The way you build wealth will not just be based on how much you have to invest, or how much knowledge you have, it will be impacted by your beliefs about yourself and around investing and money. For this reason you have a huge financial incentive to understand yourself as you build your wealth. Here’s how to have your finger on the financial pulse.
What do you believe about money?
Asking yourself questions is a good way to learn more about you. For example, start by asking yourself what you believe about money. You might be surprised by your answers, however, having this awareness allows you to be conscious of your own decision making, which means you are more likely to make better decisions.
Before you invest
Before you decide where to invest, document why you want to invest. The more emotional your WHY, the more likely you are to take the necessary steps. Then set the financial goals to achieve your WHY.
Remember to set clear goals for yourself, stating what you want to achieve and by when. Set sub goals to assist you to take the steps needed to achieve these.
A simple formula
My research has shown that for many of us, our finances and wealth creation rank in the top five of the most important pressing issues to address, however, this is such a big area, so where do you start? Not everyone is born with a silver spoon, or a financial pulse, most of us have to chart our own course. To help you on your journey I have a small equation for you to remember whenever you think about your wealth, which is:
Get the Knowledge + Develop your Skills + Get Experience + Put in the Effort = Your Success
You can apply this equation to any area of your finances, whether you are opening a new bank account, applying for a credit card or a loan for a property, or wanting to start your very own share portfolio.
Finding the best products and services
Always do your research and educate yourself before you invest, or prior to signing up to any product or service, so as to minimise your risk. To find information you could:
- Research government websites like Money Smart, which is a great place to start for general information on your finances and superannuation.
- Look for reputable providers of financial products or services. Perhaps companies you have done business with before, or those referred by others. There are companies on the internet that will assist you to find the best deals for insurance, credit cards, and other financial products. CHOICE magazine can also assist with certain purchases.
- Check the ASIC website for warnings about companies and products.

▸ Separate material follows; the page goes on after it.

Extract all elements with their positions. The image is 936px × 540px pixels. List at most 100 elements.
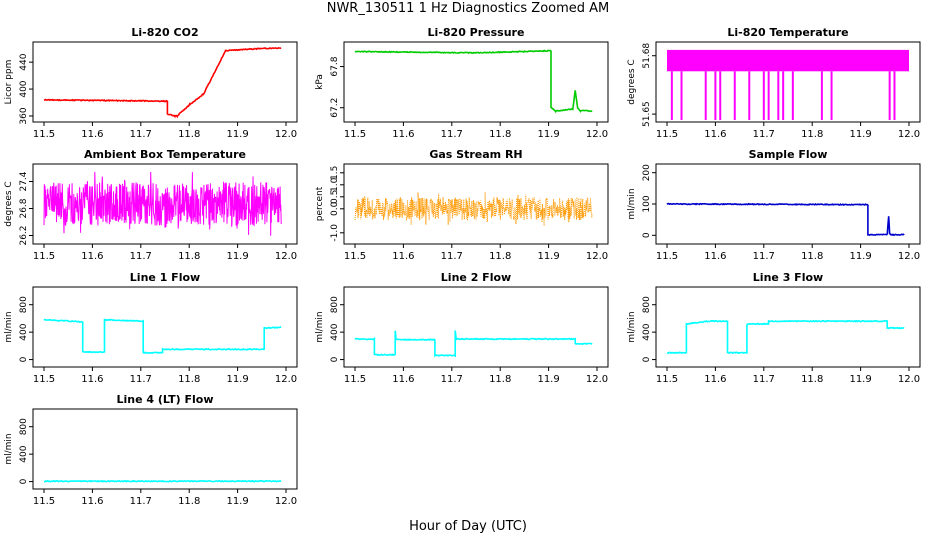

- Ask family and friends who have knowledge in the particular area you are interested in, however, always make your own decision, based on your own research.
- Read books and research the internet to build your knowledge. One good reference to get you started in the share market is a book called “How to Beat the Managed Funds by 20%” by Dale Gillham. You can also search for information on the Australian Securities Exchange website.

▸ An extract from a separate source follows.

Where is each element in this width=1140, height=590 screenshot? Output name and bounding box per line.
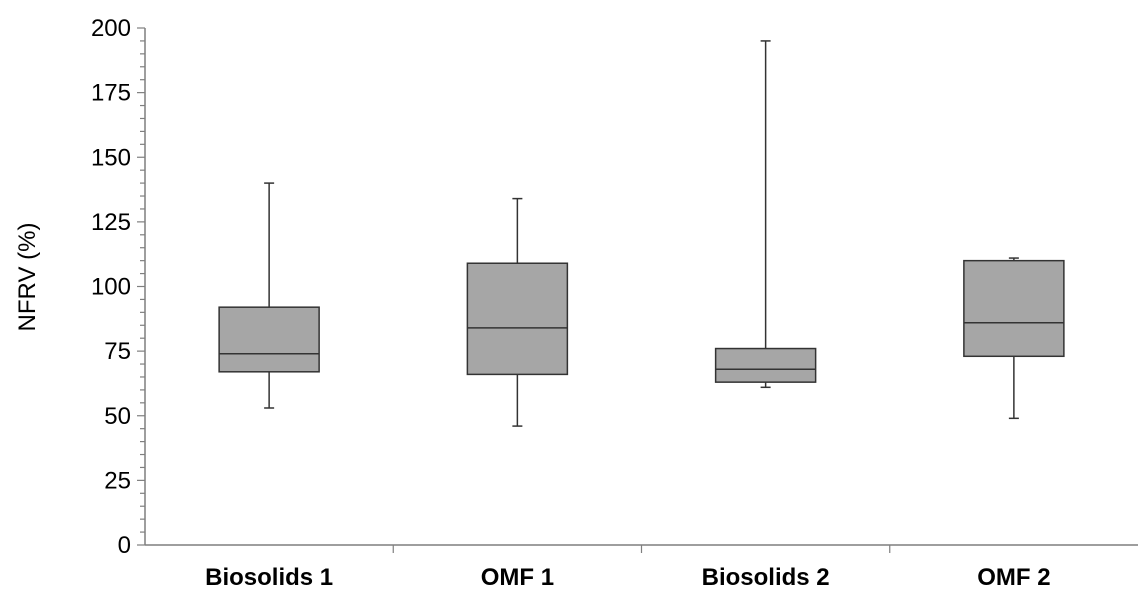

- Do a course to get the knowledge and build your skills. This is important if you are thinking about building your own share portfolio or you want to generate a second income from the share market. Wealth Within provide accredited education to help you to more confidently invest.
Vehicles for Building Wealth
There are so many ways to build wealth, and some of the areas include Cash and Fixed Interest, Shares and other listed investments, Private investments, Property, Superannuation, and your own business. To keep it simple, most choose Cash, Shares and Property.

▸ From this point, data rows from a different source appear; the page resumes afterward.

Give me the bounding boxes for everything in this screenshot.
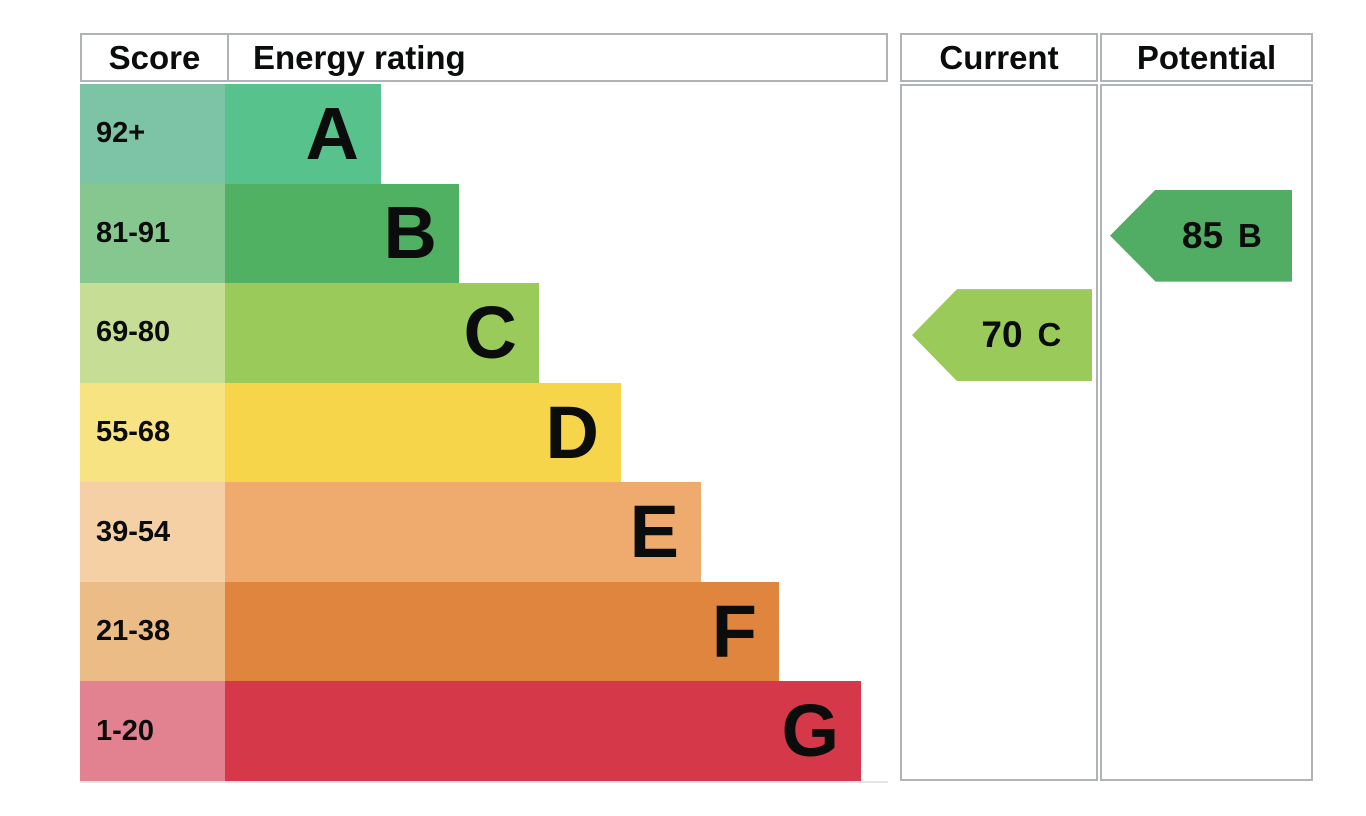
band-letter: A	[305, 91, 359, 175]
band-bar: C	[225, 283, 539, 383]
band-letter: B	[383, 191, 437, 275]
potential-column-body: 85 B	[1100, 84, 1313, 781]
current-rating-letter: C	[1037, 316, 1062, 354]
band-score-label: 55-68	[96, 416, 171, 449]
potential-column-header: Potential	[1100, 33, 1313, 82]
band-letter: G	[781, 689, 839, 773]
band-score-cell: 92+	[80, 84, 225, 184]
band-row: 21-38 F	[80, 581, 888, 682]
band-letter: F	[711, 589, 757, 673]
band-letter: C	[463, 290, 517, 374]
current-column-body: 70 C	[900, 84, 1098, 781]
band-score-label: 1-20	[96, 714, 155, 747]
current-rating-arrow: 70 C	[912, 289, 1092, 382]
energy-rating-column-header: Energy rating	[227, 35, 886, 80]
band-score-cell: 81-91	[80, 183, 225, 284]
band-score-label: 21-38	[96, 615, 171, 648]
header-score-energy: Score Energy rating	[80, 33, 888, 82]
band-bar: F	[225, 581, 779, 682]
band-score-cell: 39-54	[80, 482, 225, 582]
band-score-label: 69-80	[96, 316, 171, 349]
band-score-label: 81-91	[96, 216, 171, 249]
potential-rating-arrow: 85 B	[1110, 189, 1292, 282]
band-row: 69-80 C	[80, 283, 888, 383]
band-row: 55-68 D	[80, 382, 888, 483]
band-bar: A	[225, 84, 381, 184]
potential-rating-letter: B	[1238, 216, 1262, 254]
band-bar: D	[225, 382, 621, 483]
band-row: 81-91 B	[80, 183, 888, 284]
band-bar: E	[225, 482, 701, 582]
current-score-value: 70	[981, 314, 1023, 356]
band-score-cell: 69-80	[80, 283, 225, 383]
band-score-label: 92+	[96, 117, 146, 150]
band-score-cell: 55-68	[80, 382, 225, 483]
band-bar: B	[225, 183, 459, 284]
band-score-cell: 1-20	[80, 681, 225, 782]
band-row: 92+ A	[80, 84, 888, 184]
rating-bands: 92+ A 81-91 B 69-80 C 55-68 D	[80, 84, 888, 783]
band-letter: D	[545, 390, 599, 474]
current-column-header: Current	[900, 33, 1098, 82]
band-row: 39-54 E	[80, 482, 888, 582]
score-column-header: Score	[108, 38, 201, 76]
band-score-label: 39-54	[96, 515, 171, 548]
band-letter: E	[629, 490, 679, 574]
band-row: 1-20 G	[80, 681, 888, 782]
potential-score-value: 85	[1181, 214, 1224, 256]
band-bar: G	[225, 681, 861, 782]
band-score-cell: 21-38	[80, 581, 225, 682]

Remember, the greater the potential return, the higher the risk, and therefore the more knowledge you require.
Cash investments can include Term Deposits or Bonds. Be prepared to shop around for the best rate on your term deposit but also consider the credit or risk rating of the institution. You are not going to deposit your funds with a financial institution just because they are paying a high return as you could be risking your capital. Bonds can provide better returns than cash in the bank, however, there are conditions with bonds that you need to fully understand before you invest.
When it comes to property, being smart about how you set up your loans can save you thousands over the term of the loan, so negotiate hard when you set up the loan, or get a quote from another bank and ask your current lender to match it. Don’t ever accept that a bank won’t negotiate on their lending rates. Also, consider using an offset account to minimise the interest you pay.
Finally, when making a decision about any aspect of your finances determine answers to the following three questions:
- What is my current level of knowledge, skills and experience and what do I need to do to fill the gaps?
- How much capital do I have to invest? The amount you require to start your own share portfolio will be different to what you may need to buy property. There may also be minimums for cash and bonds.
- How is my capital spread across different investments? You may find that your investments are heavily weighted to one area and therefore it may be time to better spread your risk across different investment vehicles.
- What is my investment time horizon, or when do you believe you may need to draw on the investment? Where you invest may be determined by how much time you have. For example, property generally has a long term investment horizon, so you wouldn’t be buying property if you knew you would need the money in a few years. Shares can be purchased for short, medium or long term, and cash or fixed interest investments can work the same way. With shares, the shorter the time horizon, the more knowledge you will require to invest.
Above all, have a plan for your finances and review your plan every year. Do this and the likelihood that you will achieve your WHY is very high.